If the external transport specifies the encoding, then it is up to the 
code
that is processing the transportation to set the encoding of the XML 
document
via the API.  The XML parser can't know anything about the transport. 
 That
is to say, it is *still* not the parser's responsibility to guess that 
the
encoding is anything other than UTF-8; it must be told otherwise.

Put another way, the code accepting the content must tell the parser 
what
encoding the stream is using, if it is using anything other than UTF-8.

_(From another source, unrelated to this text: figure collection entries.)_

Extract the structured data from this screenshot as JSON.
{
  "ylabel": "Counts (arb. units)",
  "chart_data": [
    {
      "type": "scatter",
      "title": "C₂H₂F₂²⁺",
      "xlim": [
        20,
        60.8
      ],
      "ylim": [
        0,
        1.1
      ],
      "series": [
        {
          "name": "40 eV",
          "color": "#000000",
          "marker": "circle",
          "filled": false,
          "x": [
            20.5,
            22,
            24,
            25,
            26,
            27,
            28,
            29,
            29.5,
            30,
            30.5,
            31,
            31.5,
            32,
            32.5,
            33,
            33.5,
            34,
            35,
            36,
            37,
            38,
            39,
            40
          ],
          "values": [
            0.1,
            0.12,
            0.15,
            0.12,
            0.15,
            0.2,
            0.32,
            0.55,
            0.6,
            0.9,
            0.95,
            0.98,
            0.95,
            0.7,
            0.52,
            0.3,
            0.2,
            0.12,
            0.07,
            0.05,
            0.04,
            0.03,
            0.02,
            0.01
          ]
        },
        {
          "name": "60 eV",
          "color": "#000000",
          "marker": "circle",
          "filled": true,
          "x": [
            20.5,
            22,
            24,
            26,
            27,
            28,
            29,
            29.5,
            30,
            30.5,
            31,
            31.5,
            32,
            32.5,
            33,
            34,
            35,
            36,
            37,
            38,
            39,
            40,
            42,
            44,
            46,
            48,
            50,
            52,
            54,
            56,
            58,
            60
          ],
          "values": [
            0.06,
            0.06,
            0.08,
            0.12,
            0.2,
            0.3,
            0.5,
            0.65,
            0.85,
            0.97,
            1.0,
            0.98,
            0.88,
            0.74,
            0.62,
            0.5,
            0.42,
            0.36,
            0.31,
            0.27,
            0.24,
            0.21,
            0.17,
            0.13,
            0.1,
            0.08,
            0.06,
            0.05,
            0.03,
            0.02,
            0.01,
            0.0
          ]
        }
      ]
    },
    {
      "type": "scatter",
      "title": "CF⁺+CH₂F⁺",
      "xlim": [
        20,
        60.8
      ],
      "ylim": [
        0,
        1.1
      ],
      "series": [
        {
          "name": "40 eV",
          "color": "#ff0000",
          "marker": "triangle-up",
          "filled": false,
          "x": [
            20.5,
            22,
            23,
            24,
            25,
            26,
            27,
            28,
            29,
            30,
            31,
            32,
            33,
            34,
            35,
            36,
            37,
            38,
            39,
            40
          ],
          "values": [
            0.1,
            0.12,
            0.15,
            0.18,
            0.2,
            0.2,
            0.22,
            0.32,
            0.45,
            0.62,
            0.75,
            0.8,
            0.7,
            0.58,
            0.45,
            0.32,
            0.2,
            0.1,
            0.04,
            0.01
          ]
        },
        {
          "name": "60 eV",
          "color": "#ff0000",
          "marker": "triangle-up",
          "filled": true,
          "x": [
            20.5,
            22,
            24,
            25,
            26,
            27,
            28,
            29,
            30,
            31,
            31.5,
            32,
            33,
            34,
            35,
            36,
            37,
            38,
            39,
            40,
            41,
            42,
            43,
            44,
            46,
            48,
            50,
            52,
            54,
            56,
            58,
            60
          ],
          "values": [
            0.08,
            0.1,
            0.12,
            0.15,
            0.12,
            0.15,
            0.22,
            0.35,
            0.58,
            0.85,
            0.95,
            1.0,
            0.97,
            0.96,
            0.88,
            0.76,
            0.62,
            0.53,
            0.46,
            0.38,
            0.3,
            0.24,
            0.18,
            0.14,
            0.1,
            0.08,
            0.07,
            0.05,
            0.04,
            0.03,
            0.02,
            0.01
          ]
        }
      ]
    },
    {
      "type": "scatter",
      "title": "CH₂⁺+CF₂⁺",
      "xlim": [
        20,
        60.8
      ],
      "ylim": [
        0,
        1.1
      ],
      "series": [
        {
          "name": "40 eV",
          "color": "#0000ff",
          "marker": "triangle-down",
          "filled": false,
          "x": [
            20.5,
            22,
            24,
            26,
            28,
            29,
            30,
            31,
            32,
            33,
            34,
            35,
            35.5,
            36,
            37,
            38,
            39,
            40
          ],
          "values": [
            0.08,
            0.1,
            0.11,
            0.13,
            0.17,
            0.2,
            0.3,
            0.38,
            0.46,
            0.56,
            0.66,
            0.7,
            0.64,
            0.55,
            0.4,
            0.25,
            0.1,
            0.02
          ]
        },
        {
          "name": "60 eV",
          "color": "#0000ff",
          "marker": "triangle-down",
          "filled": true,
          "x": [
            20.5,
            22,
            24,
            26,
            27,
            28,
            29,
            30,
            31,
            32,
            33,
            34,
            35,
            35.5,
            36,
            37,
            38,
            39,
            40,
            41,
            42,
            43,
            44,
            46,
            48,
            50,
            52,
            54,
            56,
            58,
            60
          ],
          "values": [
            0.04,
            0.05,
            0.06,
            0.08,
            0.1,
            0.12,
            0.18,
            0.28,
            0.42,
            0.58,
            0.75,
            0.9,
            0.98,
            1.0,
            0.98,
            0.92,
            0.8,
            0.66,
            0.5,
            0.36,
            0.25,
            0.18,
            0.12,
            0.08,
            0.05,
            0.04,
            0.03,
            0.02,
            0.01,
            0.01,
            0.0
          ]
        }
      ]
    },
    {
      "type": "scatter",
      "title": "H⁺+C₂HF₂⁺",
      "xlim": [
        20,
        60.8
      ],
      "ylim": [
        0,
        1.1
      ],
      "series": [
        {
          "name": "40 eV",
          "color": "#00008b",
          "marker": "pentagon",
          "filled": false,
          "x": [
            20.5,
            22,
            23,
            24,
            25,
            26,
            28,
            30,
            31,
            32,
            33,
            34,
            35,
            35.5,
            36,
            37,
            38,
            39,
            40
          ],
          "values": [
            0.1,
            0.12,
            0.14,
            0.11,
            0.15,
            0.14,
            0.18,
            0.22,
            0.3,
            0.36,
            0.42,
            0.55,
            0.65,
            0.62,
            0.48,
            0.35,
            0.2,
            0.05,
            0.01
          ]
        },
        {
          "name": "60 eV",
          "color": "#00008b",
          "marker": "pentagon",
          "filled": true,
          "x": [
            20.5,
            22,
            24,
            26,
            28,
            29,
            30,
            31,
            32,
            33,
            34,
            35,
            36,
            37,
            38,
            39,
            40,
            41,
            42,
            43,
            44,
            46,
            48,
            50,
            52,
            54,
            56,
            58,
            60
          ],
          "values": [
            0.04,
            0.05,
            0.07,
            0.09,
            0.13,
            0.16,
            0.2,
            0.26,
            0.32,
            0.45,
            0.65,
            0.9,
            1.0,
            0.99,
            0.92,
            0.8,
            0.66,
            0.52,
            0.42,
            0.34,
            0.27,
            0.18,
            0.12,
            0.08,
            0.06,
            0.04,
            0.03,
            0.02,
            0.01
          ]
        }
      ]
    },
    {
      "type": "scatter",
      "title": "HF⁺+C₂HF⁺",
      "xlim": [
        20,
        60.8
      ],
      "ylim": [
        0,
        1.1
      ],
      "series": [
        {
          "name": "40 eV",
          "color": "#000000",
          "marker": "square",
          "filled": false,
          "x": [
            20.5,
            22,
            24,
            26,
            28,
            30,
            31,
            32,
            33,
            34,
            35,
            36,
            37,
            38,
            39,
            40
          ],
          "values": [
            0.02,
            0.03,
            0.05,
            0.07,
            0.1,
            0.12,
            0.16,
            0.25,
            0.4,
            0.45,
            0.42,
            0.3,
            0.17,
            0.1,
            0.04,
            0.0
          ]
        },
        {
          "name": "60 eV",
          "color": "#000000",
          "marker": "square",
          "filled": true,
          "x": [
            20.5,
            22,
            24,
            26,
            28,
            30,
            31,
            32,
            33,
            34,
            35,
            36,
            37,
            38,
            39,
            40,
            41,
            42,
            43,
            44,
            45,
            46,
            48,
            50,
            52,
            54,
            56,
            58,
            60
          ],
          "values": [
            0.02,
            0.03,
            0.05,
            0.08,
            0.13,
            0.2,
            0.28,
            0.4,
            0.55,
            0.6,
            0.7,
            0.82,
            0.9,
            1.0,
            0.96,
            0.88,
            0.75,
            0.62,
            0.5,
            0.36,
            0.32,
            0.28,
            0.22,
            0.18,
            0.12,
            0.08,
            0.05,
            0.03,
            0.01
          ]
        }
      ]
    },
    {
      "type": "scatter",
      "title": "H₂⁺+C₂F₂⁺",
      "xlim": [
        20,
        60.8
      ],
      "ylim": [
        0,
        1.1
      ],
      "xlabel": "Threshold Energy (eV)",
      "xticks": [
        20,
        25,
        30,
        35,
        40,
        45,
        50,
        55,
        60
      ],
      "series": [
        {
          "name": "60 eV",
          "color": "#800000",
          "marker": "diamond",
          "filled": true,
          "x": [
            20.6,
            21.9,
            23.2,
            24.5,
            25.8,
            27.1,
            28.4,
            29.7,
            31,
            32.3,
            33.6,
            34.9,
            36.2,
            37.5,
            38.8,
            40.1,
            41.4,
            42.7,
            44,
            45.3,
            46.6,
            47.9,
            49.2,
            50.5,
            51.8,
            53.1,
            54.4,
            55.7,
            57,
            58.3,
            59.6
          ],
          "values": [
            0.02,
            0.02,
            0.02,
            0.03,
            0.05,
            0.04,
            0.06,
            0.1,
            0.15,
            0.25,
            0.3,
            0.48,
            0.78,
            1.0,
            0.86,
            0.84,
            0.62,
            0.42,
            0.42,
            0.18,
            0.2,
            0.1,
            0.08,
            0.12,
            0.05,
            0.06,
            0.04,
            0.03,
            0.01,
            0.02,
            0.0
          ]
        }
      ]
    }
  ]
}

> Adding an accessor is definitely a very good idea. Another idea is to
> change the default to "application/xml". "application/xml" does NOT
> imply US-ASCII, but (unless it comes with a charset parameter) means
> 'look at the XML document itself' (which in case of no BOM and no
> encoding declaration means UTF-8).

Another option is to have XMLRPC explicitly set the encoding to whatever 
the
transport says it is.  Of course, this would require that XMLRPC parse 
the
first line of the file and make sure that the encoding isn't already
specified in the document itself, but that isn't too difficult.
Re: xmlrpc and charset=utf-8
Posted by Jesse Clark (jesse-c)
on 27.09.2007 19:04
Sean E. Russell wrote:
> On Tuesday 18 September 2007, Martin Duerst wrote:
>   
<snipped the charset and specifications discussion>
> specified in the document itself, but that isn't too difficult.
>
>   
RFC 3023 states: "If an XML document -- that is, the unprocessed, source
XML document -- is readable by casual users, text/xml is preferable to
application/xml" and goes on to suggest that user agents which do not
support text/xml can display it as text/plain. "readable by casual
users" seems a little vague to me but it does seem that this paragraph
implies that the choice of MIME type should be based on the structure of
the xml document being transported.

To me this would support the case for choosing a reasonable default (
perhaps by  parsing the xml declaration, checking for a BOM, and falling
back to text/xml? ) and then also provide an accessor so the user can
choose to override the content-type and charset.